Asei-Dantoni likes to push the limits of wearable art. Her mother was a pattern maker and seamstress, so she says she was exposed to fashion from a very young age. She’s been drawing and sketching since she was five, and at 10 attended an art school in France.

However, it wasn’t until her third year in Industrial Design at the Strate College Designer school in Paris, that she she decided to turn her artistic eye towards fashion.

“I remember an exhibition at the Musée des Arts décoratifs de Paris – a Christian Lacroix retrospective,” she says. “It inspired me to create.

“I wanted to create something I could wear. It is very intimate.”

Her specialization in luxury design seemed a natural fit, and she landed an internship at the Montevago design agency.

“When I arrived for the interview… I saw all the drawings of bags and jewellery on the walls,” she says. The realization that she was in the right place struck her right there and then.

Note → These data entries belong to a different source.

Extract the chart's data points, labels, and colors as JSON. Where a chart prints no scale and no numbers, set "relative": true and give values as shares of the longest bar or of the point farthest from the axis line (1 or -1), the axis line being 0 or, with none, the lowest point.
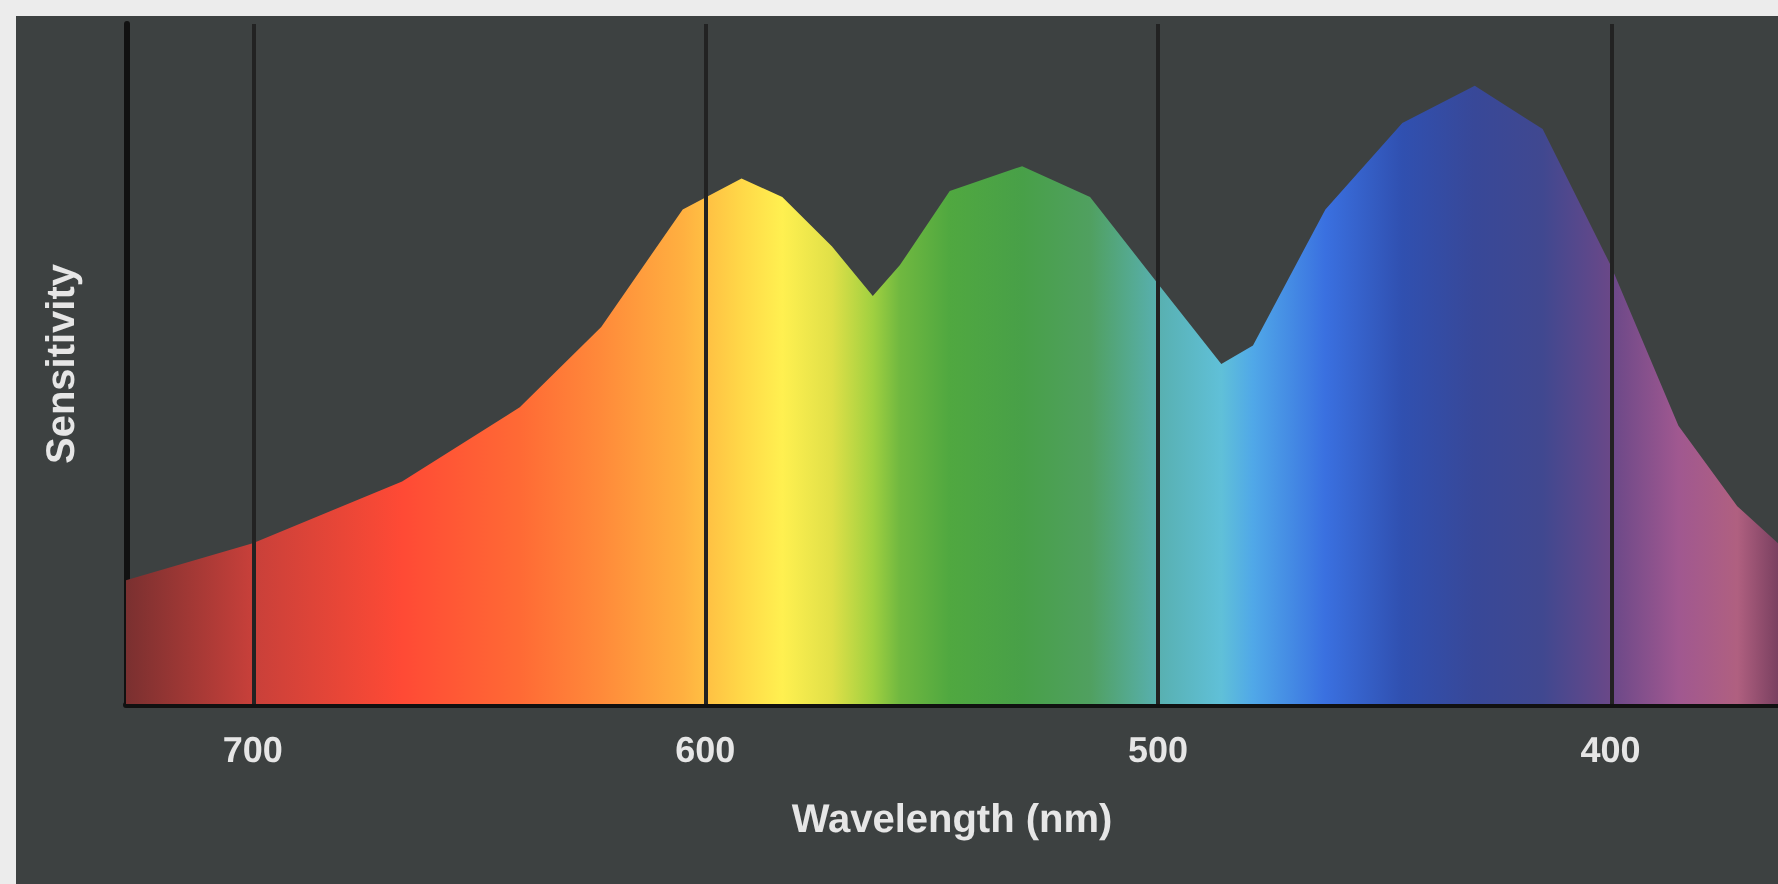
{
  "chart_data": {
    "type": "area",
    "relative": true,
    "xlabel": "Wavelength (nm)",
    "ylabel": "Sensitivity",
    "xlim": [
      728,
      363
    ],
    "xticks": [
      700,
      {
        "value": 650,
        "label": null
      },
      600,
      {
        "value": 550,
        "label": null
      },
      500,
      {
        "value": 450,
        "label": null
      },
      400
    ],
    "grid": "x",
    "series": [
      {
        "x": [
          728,
          700,
          667,
          641,
          623,
          605,
          592,
          583,
          572,
          563,
          557,
          546,
          530,
          515,
          500,
          486,
          479,
          463,
          446,
          430,
          415,
          400,
          385,
          372,
          363
        ],
        "values": [
          0.2,
          0.26,
          0.36,
          0.48,
          0.61,
          0.8,
          0.85,
          0.82,
          0.74,
          0.66,
          0.71,
          0.83,
          0.87,
          0.82,
          0.68,
          0.55,
          0.58,
          0.8,
          0.94,
          1,
          0.93,
          0.71,
          0.45,
          0.32,
          0.26
        ],
        "colors": [
          "#7a3030",
          "#c8403a",
          "#ff4a35",
          "#ff6a35",
          "#ff8a3a",
          "#ffb040",
          "#ffd848",
          "#fff050",
          "#e0e048",
          "#a0d040",
          "#70b840",
          "#50a840",
          "#48a048",
          "#50a060",
          "#58b0b0",
          "#60c0d8",
          "#50a8e8",
          "#3a70e0",
          "#3050b0",
          "#384898",
          "#404890",
          "#6a4888",
          "#a05890",
          "#b06080",
          "#7a4060"
        ]
      }
    ]
  }
}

Shortly after, Asei-Dantoni launched Marthe Aime in 2008, with the help of her brother Steven.

“[He] brought his experience in business and marketing, and was an engine for [Marthe Aime],” she says.  “His energy motivates me to go further.”

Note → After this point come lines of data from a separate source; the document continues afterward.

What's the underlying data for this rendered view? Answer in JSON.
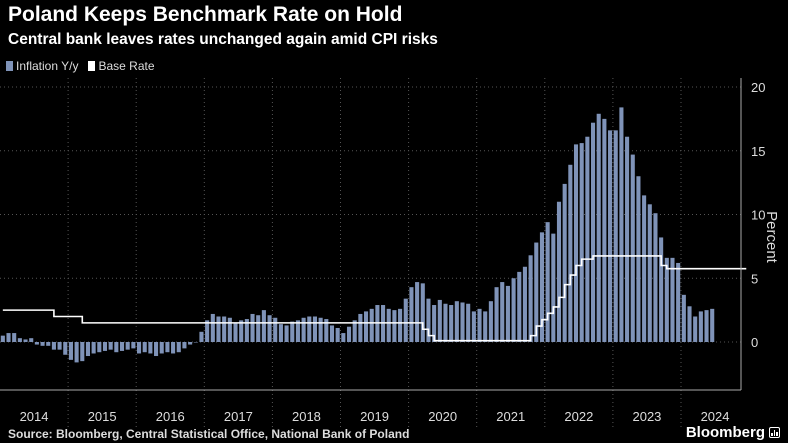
{
  "header": {
    "title": "Poland Keeps Benchmark Rate on Hold",
    "subtitle": "Central bank leaves rates unchanged again amid CPI risks"
  },
  "footer": {
    "source": "Source: Bloomberg, Central Statistical Office, National Bank of Poland",
    "brand": "Bloomberg"
  },
  "colors": {
    "inflation": "#7f93b8",
    "base_rate": "#ffffff",
    "background": "#000000",
    "grid": "#555555"
  },
  "chart_data": {
    "type": "bar",
    "title": "Poland Keeps Benchmark Rate on Hold",
    "subtitle": "Central bank leaves rates unchanged again amid CPI risks",
    "ylabel": "Percent",
    "xlabel": "",
    "ylim": [
      -3.5,
      20
    ],
    "yticks": [
      0,
      5,
      10,
      15,
      20
    ],
    "x_start": "2014-01",
    "x_end": "2024-12",
    "year_labels": [
      "2014",
      "2015",
      "2016",
      "2017",
      "2018",
      "2019",
      "2020",
      "2021",
      "2022",
      "2023",
      "2024"
    ],
    "legend": [
      "Inflation Y/y",
      "Base Rate"
    ],
    "series": [
      {
        "name": "Inflation Y/y",
        "type": "bar",
        "start": "2014-01",
        "values": [
          0.5,
          0.7,
          0.7,
          0.3,
          0.2,
          0.3,
          -0.2,
          -0.3,
          -0.3,
          -0.6,
          -0.6,
          -1.0,
          -1.4,
          -1.6,
          -1.5,
          -1.1,
          -0.9,
          -0.8,
          -0.7,
          -0.6,
          -0.8,
          -0.7,
          -0.6,
          -0.5,
          -0.9,
          -0.8,
          -0.9,
          -1.1,
          -0.9,
          -0.8,
          -0.9,
          -0.8,
          -0.5,
          -0.2,
          0.0,
          0.8,
          1.7,
          2.2,
          2.0,
          2.0,
          1.9,
          1.5,
          1.7,
          1.8,
          2.2,
          2.1,
          2.5,
          2.1,
          1.9,
          1.4,
          1.3,
          1.6,
          1.7,
          1.9,
          2.0,
          2.0,
          1.9,
          1.8,
          1.3,
          1.1,
          0.7,
          1.2,
          1.7,
          2.2,
          2.4,
          2.6,
          2.9,
          2.9,
          2.6,
          2.5,
          2.6,
          3.4,
          4.3,
          4.7,
          4.6,
          3.4,
          2.9,
          3.3,
          3.0,
          2.9,
          3.2,
          3.1,
          3.0,
          2.4,
          2.6,
          2.4,
          3.2,
          4.3,
          4.7,
          4.4,
          5.0,
          5.5,
          5.9,
          6.8,
          7.8,
          8.6,
          9.4,
          8.5,
          11.0,
          12.4,
          13.9,
          15.5,
          15.6,
          16.1,
          17.2,
          17.9,
          17.5,
          16.6,
          16.6,
          18.4,
          16.1,
          14.7,
          13.0,
          11.5,
          10.8,
          10.1,
          8.2,
          6.6,
          6.6,
          6.2,
          3.7,
          2.8,
          2.0,
          2.4,
          2.5,
          2.6
        ]
      },
      {
        "name": "Base Rate",
        "type": "step",
        "points": [
          [
            "2014-01",
            2.5
          ],
          [
            "2014-10",
            2.0
          ],
          [
            "2015-03",
            1.5
          ],
          [
            "2020-03",
            1.0
          ],
          [
            "2020-04",
            0.5
          ],
          [
            "2020-05",
            0.1
          ],
          [
            "2021-10",
            0.5
          ],
          [
            "2021-11",
            1.25
          ],
          [
            "2021-12",
            1.75
          ],
          [
            "2022-01",
            2.25
          ],
          [
            "2022-02",
            2.75
          ],
          [
            "2022-03",
            3.5
          ],
          [
            "2022-04",
            4.5
          ],
          [
            "2022-05",
            5.25
          ],
          [
            "2022-06",
            6.0
          ],
          [
            "2022-07",
            6.5
          ],
          [
            "2022-09",
            6.75
          ],
          [
            "2023-09",
            6.0
          ],
          [
            "2023-10",
            5.75
          ],
          [
            "2024-12",
            5.75
          ]
        ]
      }
    ]
  }
}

Her mother has also been a big influence on her work. “As a seamstress, she has a view of the way clothes [fit on people]. Sometimes the creator thinks of things, [but] when you actually sew the fabric, it won’t work the way you want it.”

Asei-Dantoni adds that her mother’s expert eye helps her turn very creative ideas into reality, while still allowing for a perfect fit.

Asei-Dantoni’s resume is extensive, having worked for Cauval industry (as a furniture designer), an architecture agency (as an interior designer) and various stage productions (as a costume and stage designer). But the greatest joy she gets is seeing her current works of art worn on models.

“I have no words to express how happy I was [to see the designs on the runway for the first time]. When you’re drawing something, it is just a drawing. But when you see it – something born from your imagination – when you see it on a model, it is something very amazing. It is your creation coming to life.”